- Type: Sequence
- Underlies: Absaroka sequence
- Overlies: Tippecanoe sequence

Location
- Country: United States Canada

= Kaskaskia sequence =

The Kaskaskia sequence was a cratonic sequence that began in the mid-Devonian, peaked early in the Mississippian, and ended by mid-Mississippian time. A major unconformity separates it from the lower Tippecanoe sequence, called the "Wallbridge Unconformity".

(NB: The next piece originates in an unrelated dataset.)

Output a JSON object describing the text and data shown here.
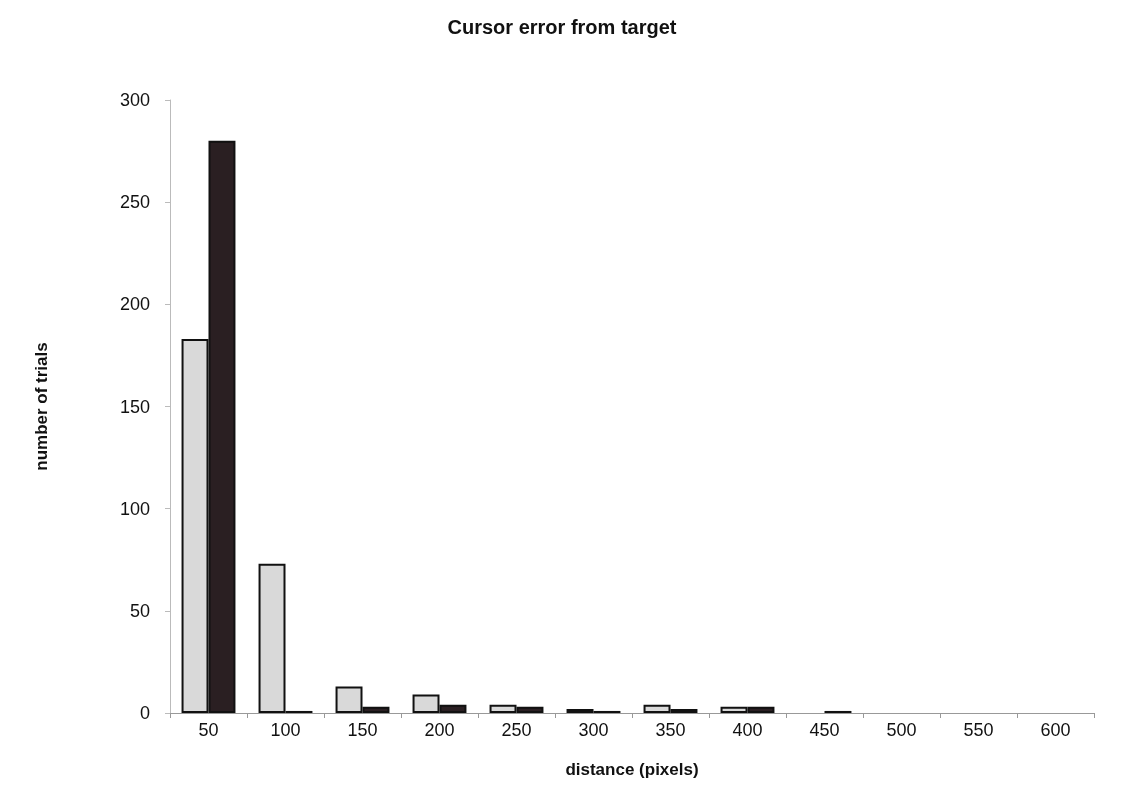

The basal—that is, the lowest and oldest—units of the Kaskaskia consist of clean quartz sandstones eroded from the Appalachian orogenic belt to the east, the Ozark Dome in the center of the continent, and south from the Canadian Shield. These sandstones are followed by extensive carbonates, though these are often difficult to distinguish from preceding Tippecanoe carbonates. In western North America the Kaskaskia is well known for its widespread carbonate and evaporite strata, which in fact compose most of the rocks; the Williston Basin in Canada is a superb example of such evaporite deposits.

Beginning in the middle to late Devonian, black shales such as the Marcellus Formation, begin to dominate in the rocks, composed of detritus eroded from the uplifted Acadian highlands to the west; they also indicate widespread anoxic conditions across the sea floor. By mid-Mississippian time however, shallow-water carbonate deposition resumed, until the final regression of the epeiric seas late in the period.